Syringes. These were glass with a metal plunger. 10-20cc were used for blood taking, and 2 cc. For drug injection. They were heat sterilized and immersed in alcohol.the needles were not single use and were sharpened manually. An early plastic syringe is illustrated (lower left).

Opthalmoscope and Auriscope. The opthalmoscope was used to view the retina and eye structures while the auriscope was used to view the ear drum. the battery powered light source could be used to view the oral cavity and tonsils


Gestation calculator, had a rotating disc and calculated the viability date, and anticipated delivery date.

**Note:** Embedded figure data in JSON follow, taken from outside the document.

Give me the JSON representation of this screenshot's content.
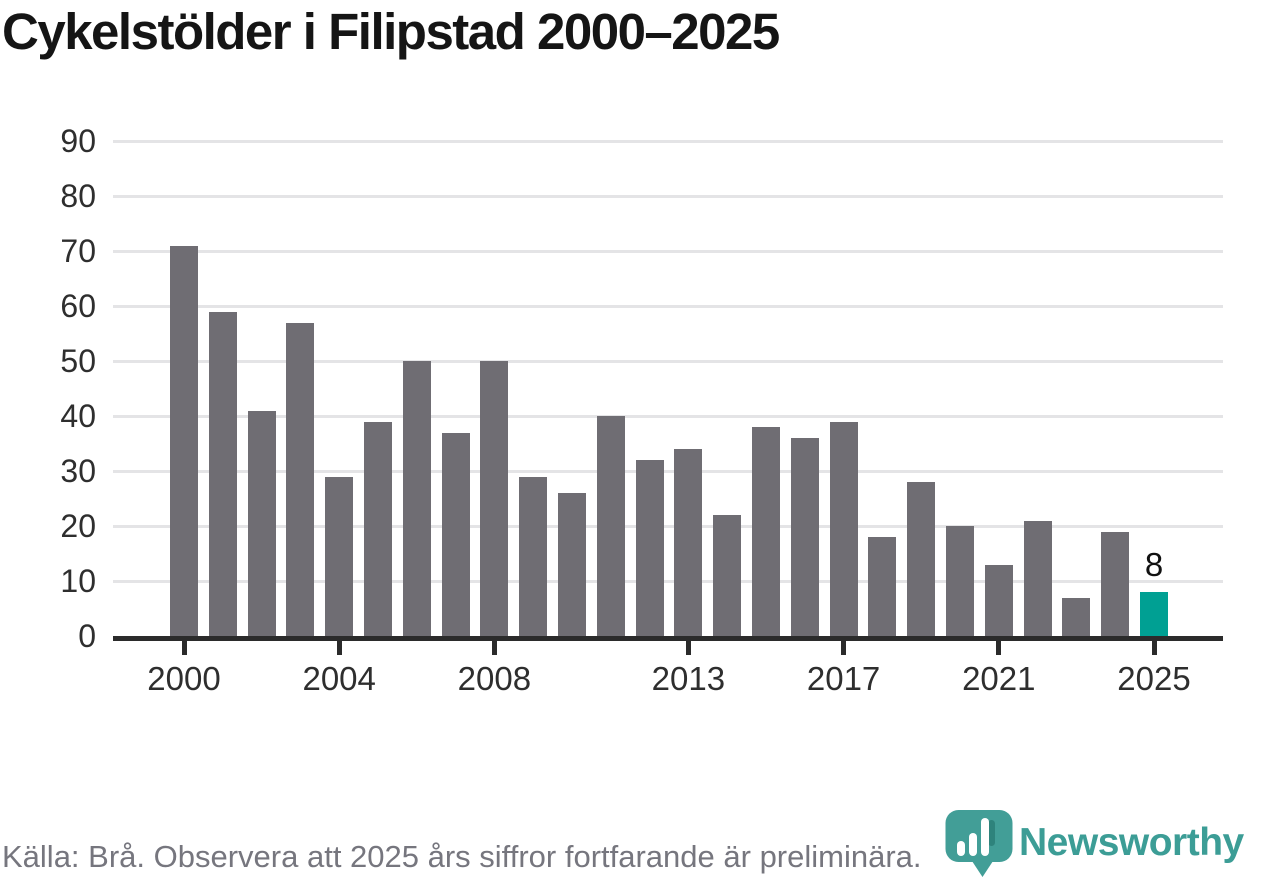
{
  "title": "Cykelstölder i Filipstad 2000–2025",
  "source_note": "Källa: Brå. Observera att 2025 års siffror fortfarande är preliminära.",
  "logo": {
    "text": "Newsworthy",
    "icon": "bar-chart-pin-icon"
  },
  "colors": {
    "bar": "#6f6d73",
    "highlight": "#00a093",
    "grid": "#e4e4e6",
    "axis": "#2b2b2b",
    "tick_label": "#2e2e2e",
    "title": "#151515",
    "source": "#76767e",
    "logo_teal": "#3c9d96"
  },
  "chart_data": {
    "type": "bar",
    "title": "Cykelstölder i Filipstad 2000–2025",
    "xlabel": "",
    "ylabel": "",
    "x": [
      2000,
      2001,
      2002,
      2003,
      2004,
      2005,
      2006,
      2007,
      2008,
      2009,
      2010,
      2011,
      2012,
      2013,
      2014,
      2015,
      2016,
      2017,
      2018,
      2019,
      2020,
      2021,
      2022,
      2023,
      2024,
      2025
    ],
    "values": [
      71,
      59,
      41,
      57,
      29,
      39,
      50,
      37,
      50,
      29,
      26,
      40,
      32,
      34,
      22,
      38,
      36,
      39,
      18,
      28,
      20,
      13,
      21,
      7,
      19,
      8
    ],
    "highlight_index": 25,
    "bar_label": {
      "index": 25,
      "text": "8"
    },
    "yticks": [
      0,
      10,
      20,
      30,
      40,
      50,
      60,
      70,
      80,
      90
    ],
    "ylim": [
      0,
      90
    ],
    "xticks": [
      {
        "index": 0,
        "label": "2000"
      },
      {
        "index": 4,
        "label": "2004"
      },
      {
        "index": 8,
        "label": "2008"
      },
      {
        "index": 13,
        "label": "2013"
      },
      {
        "index": 17,
        "label": "2017"
      },
      {
        "index": 21,
        "label": "2021"
      },
      {
        "index": 25,
        "label": "2025"
      }
    ],
    "grid": "horizontal",
    "legend": "none"
  }
}
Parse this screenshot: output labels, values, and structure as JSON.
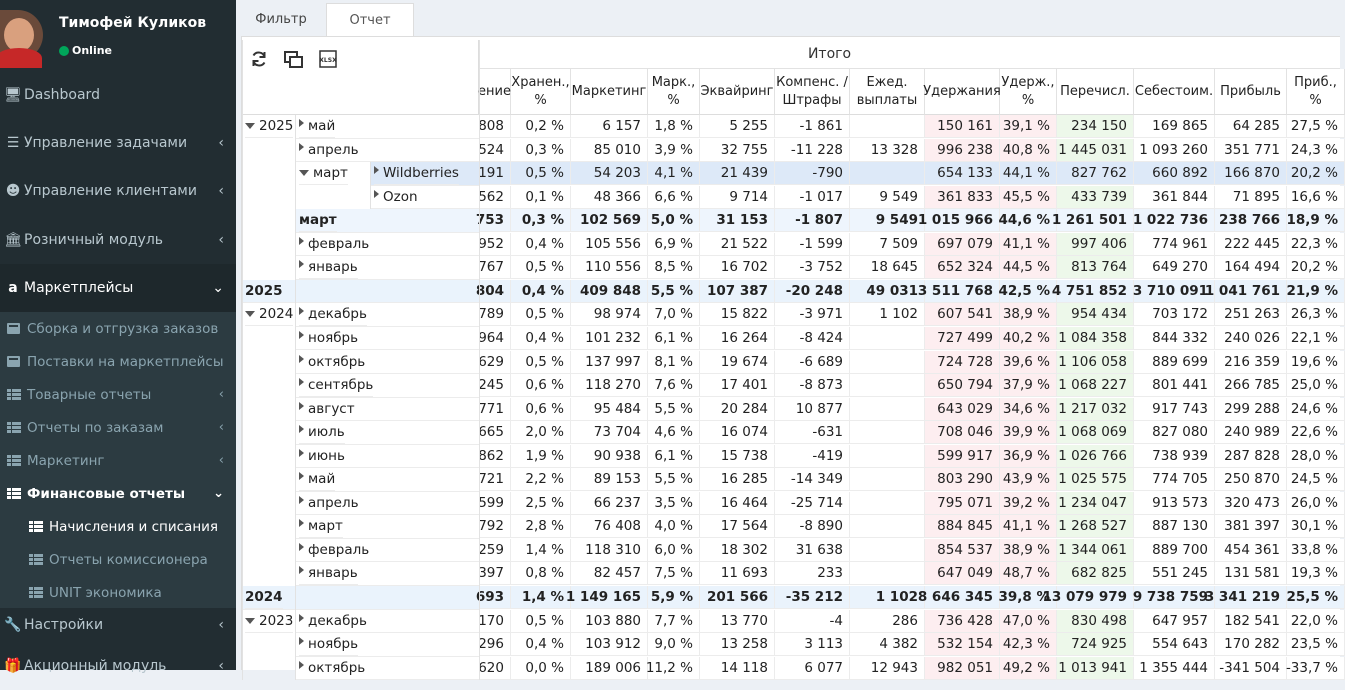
{
  "user": {
    "name": "Тимофей Куликов",
    "status": "Online"
  },
  "menu": {
    "dashboard": "Dashboard",
    "tasks": "Управление задачами",
    "clients": "Управление клиентами",
    "retail": "Розничный модуль",
    "marketplaces": "Маркетплейсы",
    "settings": "Настройки",
    "promo": "Акционный модуль",
    "sub": {
      "assembly": "Сборка и отгрузка заказов",
      "supplies": "Поставки на маркетплейсы",
      "product_reports": "Товарные отчеты",
      "order_reports": "Отчеты по заказам",
      "marketing": "Маркетинг",
      "finance": "Финансовые отчеты",
      "accruals": "Начисления и списания",
      "commission": "Отчеты комиссионера",
      "unit": "UNIT экономика"
    }
  },
  "tabs": {
    "filter": "Фильтр",
    "report": "Отчет"
  },
  "table": {
    "group_header": "Итого",
    "columns": [
      {
        "key": "c1",
        "label": "ение"
      },
      {
        "key": "c2",
        "label": "Хранен.,\n%"
      },
      {
        "key": "c3",
        "label": "Маркетинг"
      },
      {
        "key": "c4",
        "label": "Марк.,\n%"
      },
      {
        "key": "c5",
        "label": "Эквайринг"
      },
      {
        "key": "c6",
        "label": "Компенс. /\nШтрафы"
      },
      {
        "key": "c7",
        "label": "Ежед.\nвыплаты"
      },
      {
        "key": "c8",
        "label": "Удержания"
      },
      {
        "key": "c9",
        "label": "Удерж.,\n%"
      },
      {
        "key": "c10",
        "label": "Перечисл."
      },
      {
        "key": "c11",
        "label": "Себестоим."
      },
      {
        "key": "c12",
        "label": "Прибыль"
      },
      {
        "key": "c13",
        "label": "Приб.,\n%"
      }
    ],
    "rows": [
      {
        "year": "2025",
        "yearCaret": "d",
        "month": "май",
        "caret": "r",
        "v": [
          "808",
          "0,2 %",
          "6 157",
          "1,8 %",
          "5 255",
          "-1 861",
          "",
          "150 161",
          "39,1 %",
          "234 150",
          "169 865",
          "64 285",
          "27,5 %"
        ]
      },
      {
        "month": "апрель",
        "caret": "r",
        "v": [
          "524",
          "0,3 %",
          "85 010",
          "3,9 %",
          "32 755",
          "-11 228",
          "13 328",
          "996 238",
          "40,8 %",
          "1 445 031",
          "1 093 260",
          "351 771",
          "24,3 %"
        ]
      },
      {
        "month": "март",
        "caret": "d",
        "sub": "Wildberries",
        "subCaret": "r",
        "hl": true,
        "v": [
          "191",
          "0,5 %",
          "54 203",
          "4,1 %",
          "21 439",
          "-790",
          "",
          "654 133",
          "44,1 %",
          "827 762",
          "660 892",
          "166 870",
          "20,2 %"
        ]
      },
      {
        "sub": "Ozon",
        "subCaret": "r",
        "v": [
          "562",
          "0,1 %",
          "48 366",
          "6,6 %",
          "9 714",
          "-1 017",
          "9 549",
          "361 833",
          "45,5 %",
          "433 739",
          "361 844",
          "71 895",
          "16,6 %"
        ]
      },
      {
        "month": "март",
        "total": "month",
        "v": [
          "753",
          "0,3 %",
          "102 569",
          "5,0 %",
          "31 153",
          "-1 807",
          "9 549",
          "1 015 966",
          "44,6 %",
          "1 261 501",
          "1 022 736",
          "238 766",
          "18,9 %"
        ]
      },
      {
        "month": "февраль",
        "caret": "r",
        "v": [
          "952",
          "0,4 %",
          "105 556",
          "6,9 %",
          "21 522",
          "-1 599",
          "7 509",
          "697 079",
          "41,1 %",
          "997 406",
          "774 961",
          "222 445",
          "22,3 %"
        ]
      },
      {
        "month": "январь",
        "caret": "r",
        "v": [
          "767",
          "0,5 %",
          "110 556",
          "8,5 %",
          "16 702",
          "-3 752",
          "18 645",
          "652 324",
          "44,5 %",
          "813 764",
          "649 270",
          "164 494",
          "20,2 %"
        ]
      },
      {
        "year": "2025",
        "total": "year",
        "v": [
          "804",
          "0,4 %",
          "409 848",
          "5,5 %",
          "107 387",
          "-20 248",
          "49 031",
          "3 511 768",
          "42,5 %",
          "4 751 852",
          "3 710 091",
          "1 041 761",
          "21,9 %"
        ]
      },
      {
        "year": "2024",
        "yearCaret": "d",
        "month": "декабрь",
        "caret": "r",
        "v": [
          "789",
          "0,5 %",
          "98 974",
          "7,0 %",
          "15 822",
          "-3 971",
          "1 102",
          "607 541",
          "38,9 %",
          "954 434",
          "703 172",
          "251 263",
          "26,3 %"
        ]
      },
      {
        "month": "ноябрь",
        "caret": "r",
        "v": [
          "964",
          "0,4 %",
          "101 232",
          "6,1 %",
          "16 264",
          "-8 424",
          "",
          "727 499",
          "40,2 %",
          "1 084 358",
          "844 332",
          "240 026",
          "22,1 %"
        ]
      },
      {
        "month": "октябрь",
        "caret": "r",
        "v": [
          "629",
          "0,5 %",
          "137 997",
          "8,1 %",
          "19 674",
          "-6 689",
          "",
          "724 728",
          "39,6 %",
          "1 106 058",
          "889 699",
          "216 359",
          "19,6 %"
        ]
      },
      {
        "month": "сентябрь",
        "caret": "r",
        "v": [
          "245",
          "0,6 %",
          "118 270",
          "7,6 %",
          "17 401",
          "-8 873",
          "",
          "650 794",
          "37,9 %",
          "1 068 227",
          "801 441",
          "266 785",
          "25,0 %"
        ]
      },
      {
        "month": "август",
        "caret": "r",
        "v": [
          "771",
          "0,6 %",
          "95 484",
          "5,5 %",
          "20 284",
          "10 877",
          "",
          "643 029",
          "34,6 %",
          "1 217 032",
          "917 743",
          "299 288",
          "24,6 %"
        ]
      },
      {
        "month": "июль",
        "caret": "r",
        "v": [
          "665",
          "2,0 %",
          "73 704",
          "4,6 %",
          "16 074",
          "-631",
          "",
          "708 046",
          "39,9 %",
          "1 068 069",
          "827 080",
          "240 989",
          "22,6 %"
        ]
      },
      {
        "month": "июнь",
        "caret": "r",
        "v": [
          "862",
          "1,9 %",
          "90 938",
          "6,1 %",
          "15 738",
          "-419",
          "",
          "599 917",
          "36,9 %",
          "1 026 766",
          "738 939",
          "287 828",
          "28,0 %"
        ]
      },
      {
        "month": "май",
        "caret": "r",
        "v": [
          "721",
          "2,2 %",
          "89 153",
          "5,5 %",
          "16 285",
          "-14 349",
          "",
          "803 290",
          "43,9 %",
          "1 025 575",
          "774 705",
          "250 870",
          "24,5 %"
        ]
      },
      {
        "month": "апрель",
        "caret": "r",
        "v": [
          "599",
          "2,5 %",
          "66 237",
          "3,5 %",
          "16 464",
          "-25 714",
          "",
          "795 071",
          "39,2 %",
          "1 234 047",
          "913 573",
          "320 473",
          "26,0 %"
        ]
      },
      {
        "month": "март",
        "caret": "r",
        "v": [
          "792",
          "2,8 %",
          "76 408",
          "4,0 %",
          "17 564",
          "-8 890",
          "",
          "884 845",
          "41,1 %",
          "1 268 527",
          "887 130",
          "381 397",
          "30,1 %"
        ]
      },
      {
        "month": "февраль",
        "caret": "r",
        "v": [
          "259",
          "1,4 %",
          "118 310",
          "6,0 %",
          "18 302",
          "31 638",
          "",
          "854 537",
          "38,9 %",
          "1 344 061",
          "889 700",
          "454 361",
          "33,8 %"
        ]
      },
      {
        "month": "январь",
        "caret": "r",
        "v": [
          "397",
          "0,8 %",
          "82 457",
          "7,5 %",
          "11 693",
          "233",
          "",
          "647 049",
          "48,7 %",
          "682 825",
          "551 245",
          "131 581",
          "19,3 %"
        ]
      },
      {
        "year": "2024",
        "total": "year",
        "v": [
          "693",
          "1,4 %",
          "1 149 165",
          "5,9 %",
          "201 566",
          "-35 212",
          "1 102",
          "8 646 345",
          "39,8 %",
          "13 079 979",
          "9 738 759",
          "3 341 219",
          "25,5 %"
        ]
      },
      {
        "year": "2023",
        "yearCaret": "d",
        "month": "декабрь",
        "caret": "r",
        "v": [
          "170",
          "0,5 %",
          "103 880",
          "7,7 %",
          "13 770",
          "-4",
          "286",
          "736 428",
          "47,0 %",
          "830 498",
          "647 957",
          "182 541",
          "22,0 %"
        ]
      },
      {
        "month": "ноябрь",
        "caret": "r",
        "v": [
          "296",
          "0,4 %",
          "103 912",
          "9,0 %",
          "13 258",
          "3 113",
          "4 382",
          "532 154",
          "42,3 %",
          "724 925",
          "554 643",
          "170 282",
          "23,5 %"
        ]
      },
      {
        "month": "октябрь",
        "caret": "r",
        "v": [
          "620",
          "0,0 %",
          "189 006",
          "11,2 %",
          "14 118",
          "6 077",
          "12 943",
          "982 051",
          "49,2 %",
          "1 013 941",
          "1 355 444",
          "-341 504",
          "-33,7 %"
        ]
      }
    ]
  },
  "colors": {
    "sidebar": "#222d32",
    "year_total_bg": "#eaf3fc",
    "month_total_bg": "#eef5fd",
    "highlight_row_bg": "#dde9f8",
    "uderzh_bg": "#fdeef0",
    "perech_bg": "#edf8ea"
  }
}
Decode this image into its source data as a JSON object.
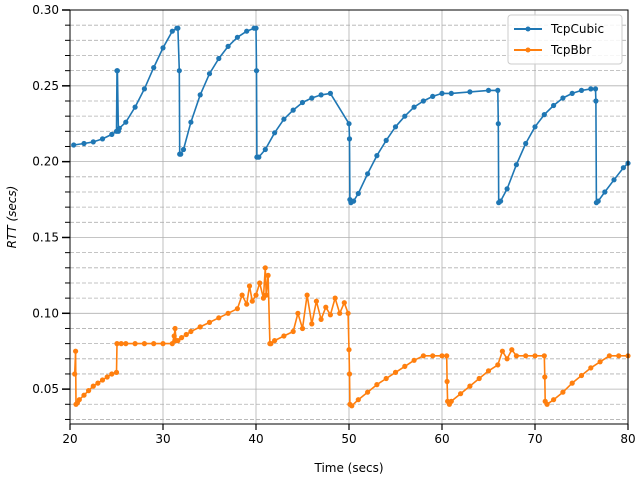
{
  "chart_data": {
    "type": "line",
    "title": "",
    "xlabel": "Time (secs)",
    "ylabel": "RTT (secs)",
    "xlim": [
      20,
      80
    ],
    "ylim": [
      0.027,
      0.3
    ],
    "x_ticks": [
      20,
      30,
      40,
      50,
      60,
      70,
      80
    ],
    "y_ticks": [
      0.05,
      0.1,
      0.15,
      0.2,
      0.25,
      0.3
    ],
    "x_tick_labels": [
      "20",
      "30",
      "40",
      "50",
      "60",
      "70",
      "80"
    ],
    "y_tick_labels": [
      "0.05",
      "0.10",
      "0.15",
      "0.20",
      "0.25",
      "0.30"
    ],
    "grid": "major solid, minor dashed",
    "legend_position": "top-right",
    "series": [
      {
        "name": "TcpCubic",
        "color": "#1f77b4",
        "x": [
          20.4,
          21.5,
          22.5,
          23.5,
          24.5,
          25.0,
          25.05,
          25.1,
          25.2,
          25.3,
          26,
          27,
          28,
          29,
          30,
          31,
          31.5,
          31.6,
          31.75,
          31.8,
          31.9,
          32.2,
          33,
          34,
          35,
          36,
          37,
          38,
          39,
          39.8,
          40.0,
          40.05,
          40.1,
          40.3,
          41,
          42,
          43,
          44,
          45,
          46,
          47,
          48,
          50.0,
          50.05,
          50.1,
          50.2,
          50.5,
          51,
          52,
          53,
          54,
          55,
          56,
          57,
          58,
          59,
          60,
          61,
          63,
          65,
          66.0,
          66.05,
          66.1,
          66.3,
          67,
          68,
          69,
          70,
          71,
          72,
          73,
          74,
          75,
          76,
          76.5,
          76.55,
          76.6,
          76.8,
          77.5,
          78.5,
          79.5,
          80
        ],
        "y": [
          0.211,
          0.212,
          0.213,
          0.215,
          0.218,
          0.22,
          0.26,
          0.26,
          0.22,
          0.222,
          0.226,
          0.236,
          0.248,
          0.262,
          0.275,
          0.286,
          0.288,
          0.288,
          0.26,
          0.205,
          0.205,
          0.208,
          0.226,
          0.244,
          0.258,
          0.268,
          0.276,
          0.282,
          0.286,
          0.288,
          0.288,
          0.26,
          0.203,
          0.203,
          0.208,
          0.219,
          0.228,
          0.234,
          0.239,
          0.242,
          0.244,
          0.245,
          0.225,
          0.215,
          0.175,
          0.173,
          0.174,
          0.179,
          0.192,
          0.204,
          0.214,
          0.223,
          0.23,
          0.236,
          0.24,
          0.243,
          0.245,
          0.245,
          0.246,
          0.247,
          0.247,
          0.225,
          0.173,
          0.174,
          0.182,
          0.198,
          0.212,
          0.223,
          0.231,
          0.237,
          0.242,
          0.245,
          0.247,
          0.248,
          0.248,
          0.24,
          0.173,
          0.174,
          0.18,
          0.188,
          0.196,
          0.199
        ]
      },
      {
        "name": "TcpBbr",
        "color": "#ff7f0e",
        "x": [
          20.5,
          20.6,
          20.65,
          20.8,
          21,
          21.5,
          22,
          22.5,
          23,
          23.5,
          24,
          24.5,
          25,
          25.05,
          25.5,
          26,
          27,
          28,
          29,
          30,
          31,
          31.2,
          31.3,
          31.4,
          31.6,
          32,
          32.5,
          33,
          34,
          35,
          36,
          37,
          38,
          38.5,
          39,
          39.3,
          39.6,
          40,
          40.4,
          40.8,
          41.0,
          41.1,
          41.3,
          41.5,
          41.6,
          42,
          43,
          44,
          44.5,
          45,
          45.5,
          46,
          46.5,
          47,
          47.5,
          48,
          48.5,
          49,
          49.5,
          49.9,
          50,
          50.05,
          50.1,
          50.3,
          51,
          52,
          53,
          54,
          55,
          56,
          57,
          58,
          59,
          60,
          60.5,
          60.55,
          60.6,
          60.8,
          61,
          62,
          63,
          64,
          65,
          66,
          66.5,
          67,
          67.5,
          68,
          69,
          70,
          71,
          71.05,
          71.1,
          71.3,
          72,
          73,
          74,
          75,
          76,
          77,
          78,
          79,
          80
        ],
        "y": [
          0.06,
          0.075,
          0.04,
          0.041,
          0.043,
          0.046,
          0.049,
          0.052,
          0.054,
          0.056,
          0.058,
          0.06,
          0.061,
          0.08,
          0.08,
          0.08,
          0.08,
          0.08,
          0.08,
          0.08,
          0.08,
          0.085,
          0.09,
          0.082,
          0.082,
          0.084,
          0.086,
          0.088,
          0.091,
          0.094,
          0.097,
          0.1,
          0.103,
          0.112,
          0.106,
          0.118,
          0.108,
          0.112,
          0.12,
          0.11,
          0.13,
          0.112,
          0.125,
          0.08,
          0.08,
          0.082,
          0.085,
          0.088,
          0.1,
          0.09,
          0.112,
          0.093,
          0.108,
          0.096,
          0.104,
          0.099,
          0.11,
          0.1,
          0.107,
          0.1,
          0.076,
          0.06,
          0.04,
          0.039,
          0.043,
          0.048,
          0.053,
          0.057,
          0.061,
          0.065,
          0.069,
          0.072,
          0.072,
          0.072,
          0.072,
          0.055,
          0.042,
          0.04,
          0.042,
          0.047,
          0.052,
          0.057,
          0.062,
          0.066,
          0.075,
          0.07,
          0.076,
          0.072,
          0.072,
          0.072,
          0.072,
          0.058,
          0.042,
          0.04,
          0.043,
          0.048,
          0.054,
          0.059,
          0.064,
          0.068,
          0.072,
          0.072,
          0.072
        ]
      }
    ]
  }
}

Pelvimeters, used to measure the external size of the pregnant, female pelvis, and other distances such as the length of scars etc.

Sphygmanometer used to measure the blood pressure.

An aneroid model is shown. It had a double cuff and could record pressure without a stethoscope.


Insuffation bulb and nozzles; used to instill powder or fluid into wounds or body cavities


Haemorrhoid injection syringe: usually used in the surgery but patients in nursing homes and patients confined to home were also treated.

The syringe was filled with a sclerosing agent usually phenol in almond oil and a small volume (about 2cc) was injected into the haemorrhoid. The needles had a narrow final 1.5 cm to prevent over penetration.

Metal urinary catheters: before prostatectomy became possible, acute retention of urine was treated by catheter-isation. If a rubber catheter could not pass the enlarged prostate metal catheters were used; some had obturators to maintain patency  (left hand side of box).